Nous avons effectivement un tronc industriel commun mais les développements sont distincts. Chez Jeanrichard, nous avons notre propre calibre manufacture, le JR1000, très souple, sur lequel nous pouvons ajouter des modules Dubois Dépraz très performants, qui nous permettent notamment de conserver une hauteur de boîte constante, quelle que soit la complication ajoutée. Cette boîte, commune à nos quatre collections, nous offre vraiment une grande diversité de modèles possibles.

 

Le JR1000 a 10 ans. Un JR2000 serait-il en prévision ?

 

Non. Ce serait un développement onéreux donc inapproprié à l’égard du positionnement que nous voulons occuper. Qui plus est, le JR1000 est encore jeune et plein d’avenir.

 

Pour Jeanrichard...comme pour d’autres ?

Nous poursuivons effectivement une activité de private label, que je dirige également. Nous concevons de bout en bout des montres pour d’autres marques. Cela fait partie de notre culture, nous l’avons toujours fait. Cela dit, il y a eu du changement dans le portefeuille de marques blanches. Nous ne travaillons plus avec celles qui ne correspondent pas à notre image ou notre stratégie.

 

Que doit-on attendre de la marque en 2015 ?

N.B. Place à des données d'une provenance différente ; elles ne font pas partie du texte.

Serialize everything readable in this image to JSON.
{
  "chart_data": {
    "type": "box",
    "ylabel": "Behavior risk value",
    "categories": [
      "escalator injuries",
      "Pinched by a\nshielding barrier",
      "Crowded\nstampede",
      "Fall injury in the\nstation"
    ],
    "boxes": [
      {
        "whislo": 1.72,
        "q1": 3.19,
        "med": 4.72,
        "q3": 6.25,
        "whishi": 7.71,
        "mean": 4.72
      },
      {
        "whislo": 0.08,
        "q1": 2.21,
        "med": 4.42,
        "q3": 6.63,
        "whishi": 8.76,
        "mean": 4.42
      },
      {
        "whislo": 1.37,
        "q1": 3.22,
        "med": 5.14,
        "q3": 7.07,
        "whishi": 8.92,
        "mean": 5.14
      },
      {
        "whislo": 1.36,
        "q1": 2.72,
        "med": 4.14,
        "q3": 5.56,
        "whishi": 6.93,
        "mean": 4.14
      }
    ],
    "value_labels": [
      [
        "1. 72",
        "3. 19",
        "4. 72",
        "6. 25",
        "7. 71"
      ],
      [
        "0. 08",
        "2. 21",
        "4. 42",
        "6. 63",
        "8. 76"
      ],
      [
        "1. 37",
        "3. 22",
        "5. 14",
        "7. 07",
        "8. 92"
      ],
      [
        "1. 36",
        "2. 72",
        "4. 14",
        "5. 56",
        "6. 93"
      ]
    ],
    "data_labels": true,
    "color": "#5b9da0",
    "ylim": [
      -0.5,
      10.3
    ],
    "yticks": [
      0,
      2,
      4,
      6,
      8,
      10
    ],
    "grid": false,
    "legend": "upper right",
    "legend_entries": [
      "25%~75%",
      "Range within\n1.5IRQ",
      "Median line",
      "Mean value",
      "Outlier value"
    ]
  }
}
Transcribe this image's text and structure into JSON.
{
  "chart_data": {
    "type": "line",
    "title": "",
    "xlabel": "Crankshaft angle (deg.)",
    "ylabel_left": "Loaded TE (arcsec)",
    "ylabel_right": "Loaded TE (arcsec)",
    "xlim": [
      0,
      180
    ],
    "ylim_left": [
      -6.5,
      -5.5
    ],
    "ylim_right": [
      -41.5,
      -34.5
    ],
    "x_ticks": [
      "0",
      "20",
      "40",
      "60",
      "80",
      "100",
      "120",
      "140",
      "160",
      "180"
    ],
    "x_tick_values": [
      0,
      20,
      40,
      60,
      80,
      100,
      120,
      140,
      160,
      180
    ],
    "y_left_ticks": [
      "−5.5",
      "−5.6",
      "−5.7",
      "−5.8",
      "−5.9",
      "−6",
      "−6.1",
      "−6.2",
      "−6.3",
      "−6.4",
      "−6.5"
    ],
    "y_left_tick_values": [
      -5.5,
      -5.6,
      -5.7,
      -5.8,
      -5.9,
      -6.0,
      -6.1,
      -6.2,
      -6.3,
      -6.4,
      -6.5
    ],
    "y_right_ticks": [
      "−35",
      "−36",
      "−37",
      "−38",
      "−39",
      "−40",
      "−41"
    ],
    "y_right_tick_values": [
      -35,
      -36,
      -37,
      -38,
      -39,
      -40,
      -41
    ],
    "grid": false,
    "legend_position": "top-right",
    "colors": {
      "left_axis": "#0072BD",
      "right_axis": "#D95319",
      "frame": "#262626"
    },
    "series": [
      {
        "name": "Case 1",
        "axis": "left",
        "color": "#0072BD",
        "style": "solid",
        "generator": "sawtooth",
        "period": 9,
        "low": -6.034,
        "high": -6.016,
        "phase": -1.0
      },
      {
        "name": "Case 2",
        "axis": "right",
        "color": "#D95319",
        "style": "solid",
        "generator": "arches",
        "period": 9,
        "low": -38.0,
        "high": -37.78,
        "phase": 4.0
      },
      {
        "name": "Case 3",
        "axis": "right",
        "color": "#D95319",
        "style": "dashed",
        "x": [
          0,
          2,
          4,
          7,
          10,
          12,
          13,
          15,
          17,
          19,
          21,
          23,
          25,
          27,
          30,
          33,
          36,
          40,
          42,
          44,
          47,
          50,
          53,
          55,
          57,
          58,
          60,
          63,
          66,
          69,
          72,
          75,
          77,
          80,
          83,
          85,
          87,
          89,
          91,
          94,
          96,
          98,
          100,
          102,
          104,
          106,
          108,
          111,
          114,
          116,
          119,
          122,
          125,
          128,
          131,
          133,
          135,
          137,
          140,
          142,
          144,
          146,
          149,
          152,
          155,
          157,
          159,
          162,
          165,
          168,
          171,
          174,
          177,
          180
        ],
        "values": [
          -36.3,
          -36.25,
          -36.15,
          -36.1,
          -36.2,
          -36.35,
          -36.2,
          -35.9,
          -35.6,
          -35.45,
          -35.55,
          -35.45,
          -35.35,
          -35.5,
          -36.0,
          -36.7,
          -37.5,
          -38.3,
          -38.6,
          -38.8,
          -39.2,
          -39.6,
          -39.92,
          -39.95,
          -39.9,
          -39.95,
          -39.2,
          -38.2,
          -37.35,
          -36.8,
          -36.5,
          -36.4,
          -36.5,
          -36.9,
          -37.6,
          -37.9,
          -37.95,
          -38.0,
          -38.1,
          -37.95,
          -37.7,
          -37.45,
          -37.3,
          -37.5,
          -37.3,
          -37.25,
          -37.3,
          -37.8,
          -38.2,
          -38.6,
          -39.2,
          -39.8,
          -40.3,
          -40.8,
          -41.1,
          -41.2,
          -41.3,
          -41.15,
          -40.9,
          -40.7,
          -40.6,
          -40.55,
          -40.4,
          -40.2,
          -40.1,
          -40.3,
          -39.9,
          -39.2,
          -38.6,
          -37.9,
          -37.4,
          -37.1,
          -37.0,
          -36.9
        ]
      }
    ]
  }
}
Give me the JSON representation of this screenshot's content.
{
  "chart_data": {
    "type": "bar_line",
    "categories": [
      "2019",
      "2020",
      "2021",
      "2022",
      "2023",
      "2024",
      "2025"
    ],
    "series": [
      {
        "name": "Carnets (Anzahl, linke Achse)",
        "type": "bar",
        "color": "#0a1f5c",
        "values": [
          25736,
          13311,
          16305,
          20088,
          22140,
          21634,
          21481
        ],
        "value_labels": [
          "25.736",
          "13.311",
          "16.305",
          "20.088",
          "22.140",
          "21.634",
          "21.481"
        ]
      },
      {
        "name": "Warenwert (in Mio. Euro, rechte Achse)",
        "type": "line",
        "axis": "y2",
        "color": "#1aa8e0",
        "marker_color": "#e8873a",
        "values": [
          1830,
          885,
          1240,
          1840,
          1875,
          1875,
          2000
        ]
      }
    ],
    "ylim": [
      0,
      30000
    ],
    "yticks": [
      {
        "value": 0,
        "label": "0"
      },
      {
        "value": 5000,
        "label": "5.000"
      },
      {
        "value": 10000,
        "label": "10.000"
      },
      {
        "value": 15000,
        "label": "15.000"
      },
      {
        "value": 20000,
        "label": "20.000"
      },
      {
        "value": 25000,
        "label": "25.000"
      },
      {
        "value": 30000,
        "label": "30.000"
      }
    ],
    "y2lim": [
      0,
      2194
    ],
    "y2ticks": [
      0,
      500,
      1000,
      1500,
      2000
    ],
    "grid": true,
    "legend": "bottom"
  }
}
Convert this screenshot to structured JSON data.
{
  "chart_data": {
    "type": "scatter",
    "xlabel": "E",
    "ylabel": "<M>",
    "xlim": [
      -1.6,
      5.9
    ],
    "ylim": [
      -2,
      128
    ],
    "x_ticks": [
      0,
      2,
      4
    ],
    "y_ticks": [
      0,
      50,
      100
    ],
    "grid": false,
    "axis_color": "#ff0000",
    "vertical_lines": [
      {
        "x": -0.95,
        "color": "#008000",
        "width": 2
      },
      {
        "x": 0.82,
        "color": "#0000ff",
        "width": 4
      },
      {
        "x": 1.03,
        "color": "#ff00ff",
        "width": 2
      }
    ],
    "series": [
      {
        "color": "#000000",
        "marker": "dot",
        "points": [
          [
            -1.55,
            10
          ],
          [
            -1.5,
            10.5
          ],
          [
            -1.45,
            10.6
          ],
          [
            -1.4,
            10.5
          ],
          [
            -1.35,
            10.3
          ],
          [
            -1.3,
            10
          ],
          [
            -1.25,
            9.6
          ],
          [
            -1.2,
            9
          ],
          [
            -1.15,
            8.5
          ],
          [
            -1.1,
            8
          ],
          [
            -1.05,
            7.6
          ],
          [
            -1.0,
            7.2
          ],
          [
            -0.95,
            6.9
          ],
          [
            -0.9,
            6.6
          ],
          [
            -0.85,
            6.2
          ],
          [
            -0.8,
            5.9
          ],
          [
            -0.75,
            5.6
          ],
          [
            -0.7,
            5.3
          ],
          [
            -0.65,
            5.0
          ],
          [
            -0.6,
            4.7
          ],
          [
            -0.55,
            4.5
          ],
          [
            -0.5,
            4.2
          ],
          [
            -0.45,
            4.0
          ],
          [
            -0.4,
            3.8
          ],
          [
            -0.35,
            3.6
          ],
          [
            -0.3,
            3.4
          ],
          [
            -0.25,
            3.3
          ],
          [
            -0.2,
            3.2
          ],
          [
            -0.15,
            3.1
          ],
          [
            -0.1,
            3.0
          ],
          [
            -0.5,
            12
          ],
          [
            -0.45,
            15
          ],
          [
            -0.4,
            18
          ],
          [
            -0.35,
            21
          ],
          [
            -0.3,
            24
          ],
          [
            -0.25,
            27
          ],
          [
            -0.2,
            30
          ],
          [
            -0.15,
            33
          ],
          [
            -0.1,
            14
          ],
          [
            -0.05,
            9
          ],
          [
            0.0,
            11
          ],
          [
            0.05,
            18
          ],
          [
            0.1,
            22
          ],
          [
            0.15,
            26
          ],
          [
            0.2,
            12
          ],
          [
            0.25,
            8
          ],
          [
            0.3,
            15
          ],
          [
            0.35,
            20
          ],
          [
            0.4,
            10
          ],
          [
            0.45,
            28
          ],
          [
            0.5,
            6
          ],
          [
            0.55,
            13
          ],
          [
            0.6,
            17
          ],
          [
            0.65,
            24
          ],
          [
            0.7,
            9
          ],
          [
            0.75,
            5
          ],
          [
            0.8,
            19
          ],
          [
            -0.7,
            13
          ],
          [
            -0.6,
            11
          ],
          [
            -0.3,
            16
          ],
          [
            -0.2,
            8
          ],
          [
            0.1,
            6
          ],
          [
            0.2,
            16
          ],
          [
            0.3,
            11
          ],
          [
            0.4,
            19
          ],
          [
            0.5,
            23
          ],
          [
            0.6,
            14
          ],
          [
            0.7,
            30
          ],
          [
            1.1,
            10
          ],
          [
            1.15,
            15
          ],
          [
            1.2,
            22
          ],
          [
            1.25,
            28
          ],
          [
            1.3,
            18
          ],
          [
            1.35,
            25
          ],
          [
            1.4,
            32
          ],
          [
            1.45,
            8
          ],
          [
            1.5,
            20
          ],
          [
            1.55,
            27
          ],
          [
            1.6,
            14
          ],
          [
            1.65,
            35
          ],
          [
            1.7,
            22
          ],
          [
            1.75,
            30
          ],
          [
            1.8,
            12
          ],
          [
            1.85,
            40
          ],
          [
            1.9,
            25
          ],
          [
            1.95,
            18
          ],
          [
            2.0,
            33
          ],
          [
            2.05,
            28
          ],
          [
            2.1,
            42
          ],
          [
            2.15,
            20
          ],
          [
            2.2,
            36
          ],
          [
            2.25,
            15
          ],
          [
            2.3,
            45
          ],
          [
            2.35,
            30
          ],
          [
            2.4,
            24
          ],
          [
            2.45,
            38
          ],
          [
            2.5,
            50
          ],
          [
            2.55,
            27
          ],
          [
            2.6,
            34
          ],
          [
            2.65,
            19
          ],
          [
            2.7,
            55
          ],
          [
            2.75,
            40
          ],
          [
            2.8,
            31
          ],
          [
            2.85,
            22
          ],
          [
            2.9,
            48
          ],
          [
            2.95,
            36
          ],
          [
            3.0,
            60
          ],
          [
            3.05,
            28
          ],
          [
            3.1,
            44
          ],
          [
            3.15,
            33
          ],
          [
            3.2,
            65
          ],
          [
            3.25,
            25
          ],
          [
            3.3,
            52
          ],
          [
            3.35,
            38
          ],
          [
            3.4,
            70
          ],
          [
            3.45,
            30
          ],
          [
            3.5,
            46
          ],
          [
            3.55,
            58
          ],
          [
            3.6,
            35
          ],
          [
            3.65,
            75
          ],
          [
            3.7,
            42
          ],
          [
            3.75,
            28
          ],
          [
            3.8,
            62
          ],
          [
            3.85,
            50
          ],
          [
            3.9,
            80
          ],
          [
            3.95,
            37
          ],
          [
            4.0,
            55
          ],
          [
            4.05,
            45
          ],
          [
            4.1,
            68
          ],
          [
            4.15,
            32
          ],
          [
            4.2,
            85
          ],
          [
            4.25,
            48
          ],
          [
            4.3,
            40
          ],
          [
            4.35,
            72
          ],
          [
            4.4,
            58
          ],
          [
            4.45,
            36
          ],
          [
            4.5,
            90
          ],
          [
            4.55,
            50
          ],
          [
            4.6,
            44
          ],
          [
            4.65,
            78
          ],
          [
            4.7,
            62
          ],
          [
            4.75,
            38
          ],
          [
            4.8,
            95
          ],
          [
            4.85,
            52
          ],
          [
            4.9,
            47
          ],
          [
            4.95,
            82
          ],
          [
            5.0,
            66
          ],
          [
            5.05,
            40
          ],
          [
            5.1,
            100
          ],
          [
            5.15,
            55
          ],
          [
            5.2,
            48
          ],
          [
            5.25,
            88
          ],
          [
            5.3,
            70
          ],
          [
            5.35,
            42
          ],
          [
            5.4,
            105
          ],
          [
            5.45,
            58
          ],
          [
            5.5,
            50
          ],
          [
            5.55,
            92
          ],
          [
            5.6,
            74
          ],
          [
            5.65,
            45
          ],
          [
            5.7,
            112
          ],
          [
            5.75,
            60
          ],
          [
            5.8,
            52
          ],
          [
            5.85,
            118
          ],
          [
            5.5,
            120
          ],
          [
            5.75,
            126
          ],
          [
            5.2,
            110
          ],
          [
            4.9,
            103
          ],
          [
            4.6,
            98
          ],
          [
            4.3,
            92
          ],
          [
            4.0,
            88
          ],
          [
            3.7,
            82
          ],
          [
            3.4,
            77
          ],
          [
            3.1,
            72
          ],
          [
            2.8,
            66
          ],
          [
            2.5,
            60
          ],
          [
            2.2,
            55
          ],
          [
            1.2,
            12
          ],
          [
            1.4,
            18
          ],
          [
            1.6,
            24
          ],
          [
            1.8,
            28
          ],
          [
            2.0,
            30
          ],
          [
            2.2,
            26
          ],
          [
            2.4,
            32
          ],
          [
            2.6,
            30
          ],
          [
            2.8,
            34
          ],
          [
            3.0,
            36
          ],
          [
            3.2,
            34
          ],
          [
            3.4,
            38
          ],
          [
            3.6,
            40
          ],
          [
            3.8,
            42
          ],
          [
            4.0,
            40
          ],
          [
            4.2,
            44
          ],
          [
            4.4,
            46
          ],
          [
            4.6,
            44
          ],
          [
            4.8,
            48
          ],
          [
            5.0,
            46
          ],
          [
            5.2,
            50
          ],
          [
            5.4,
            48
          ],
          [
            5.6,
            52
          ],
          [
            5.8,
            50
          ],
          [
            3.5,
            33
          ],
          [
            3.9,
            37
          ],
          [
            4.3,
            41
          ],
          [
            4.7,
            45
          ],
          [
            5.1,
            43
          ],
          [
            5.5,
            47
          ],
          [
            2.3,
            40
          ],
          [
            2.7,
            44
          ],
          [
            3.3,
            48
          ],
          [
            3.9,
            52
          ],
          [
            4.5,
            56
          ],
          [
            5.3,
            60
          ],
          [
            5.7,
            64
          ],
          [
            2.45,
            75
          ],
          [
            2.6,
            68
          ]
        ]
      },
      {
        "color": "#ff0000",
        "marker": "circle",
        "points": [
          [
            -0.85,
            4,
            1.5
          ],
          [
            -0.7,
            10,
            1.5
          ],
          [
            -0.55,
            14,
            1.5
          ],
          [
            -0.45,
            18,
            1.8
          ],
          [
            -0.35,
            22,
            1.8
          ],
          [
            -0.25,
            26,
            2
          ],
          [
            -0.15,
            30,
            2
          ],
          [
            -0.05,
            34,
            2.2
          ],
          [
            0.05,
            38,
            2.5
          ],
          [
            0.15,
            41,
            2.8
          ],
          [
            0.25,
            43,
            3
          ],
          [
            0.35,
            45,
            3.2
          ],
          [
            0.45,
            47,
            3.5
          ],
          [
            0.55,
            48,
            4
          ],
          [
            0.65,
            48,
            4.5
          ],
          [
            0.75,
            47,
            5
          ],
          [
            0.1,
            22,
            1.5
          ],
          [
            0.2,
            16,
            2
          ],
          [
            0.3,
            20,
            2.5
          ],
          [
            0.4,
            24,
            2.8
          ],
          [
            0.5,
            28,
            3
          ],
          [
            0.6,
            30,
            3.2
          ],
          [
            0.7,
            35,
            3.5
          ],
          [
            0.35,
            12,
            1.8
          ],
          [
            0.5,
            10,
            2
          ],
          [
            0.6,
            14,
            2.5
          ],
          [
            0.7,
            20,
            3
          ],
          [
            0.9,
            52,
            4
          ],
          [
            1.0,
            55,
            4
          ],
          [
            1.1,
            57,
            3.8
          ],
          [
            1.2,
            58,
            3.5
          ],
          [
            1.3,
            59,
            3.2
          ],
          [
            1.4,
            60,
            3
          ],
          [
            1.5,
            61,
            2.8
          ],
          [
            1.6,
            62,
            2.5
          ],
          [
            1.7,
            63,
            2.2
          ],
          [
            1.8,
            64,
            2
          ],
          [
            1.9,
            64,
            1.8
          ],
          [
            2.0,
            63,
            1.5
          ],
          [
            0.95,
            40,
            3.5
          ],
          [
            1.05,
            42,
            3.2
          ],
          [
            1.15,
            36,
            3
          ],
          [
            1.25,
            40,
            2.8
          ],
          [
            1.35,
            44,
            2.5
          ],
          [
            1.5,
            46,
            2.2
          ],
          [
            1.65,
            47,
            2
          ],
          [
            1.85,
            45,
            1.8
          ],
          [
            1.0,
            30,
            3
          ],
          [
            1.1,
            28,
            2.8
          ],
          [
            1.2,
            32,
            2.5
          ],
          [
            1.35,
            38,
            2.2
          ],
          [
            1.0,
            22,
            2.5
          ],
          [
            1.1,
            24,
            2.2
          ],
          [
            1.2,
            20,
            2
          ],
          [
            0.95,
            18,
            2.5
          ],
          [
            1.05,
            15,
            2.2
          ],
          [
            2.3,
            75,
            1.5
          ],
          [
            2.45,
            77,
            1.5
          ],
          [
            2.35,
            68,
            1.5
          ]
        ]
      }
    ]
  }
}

Nous allons décliner nos 44 mm en 39 mm, à commencer par la Terrascope. Nos quatre collections (Aquascope, Terrascope, Aeroscope, 1681) ne bougeront pas. Il n’y a même pas un an que nous avons tout refondu ! Il y a encore beaucoup de travail. Les récents partenariats avec le club Arsenal, notamment, nous ont offert beaucoup de visibilité. Ces séries limitées avec Gully vont dans le même sens.

 

On vous verra prochainement à Baselworld, et non plus au SIHH, comme avant. Qu’est-ce que cela change pour vous ?

 

Nous sommes mieux à Baselworld. Certes, nous passons, à nos côtés, d’une douzaine d’autres exposants à plusieurs centaines à Bale. Mais dans le même temps, au lieu de voir une douzaine de détaillants, nous en voyons 300 ! Donc au final, le ratio est plus intéressant pour nous à Baselworld.

***

Variation de la Terrascope, la collection « Graphiscope » sera composée de 3 séries limitées de 25 pièces, signées par Gully. Ces garde-temps seront présentés à l’exposition d’Opera Gallery à Paris, du 19 septembre au 11 octobre 2014.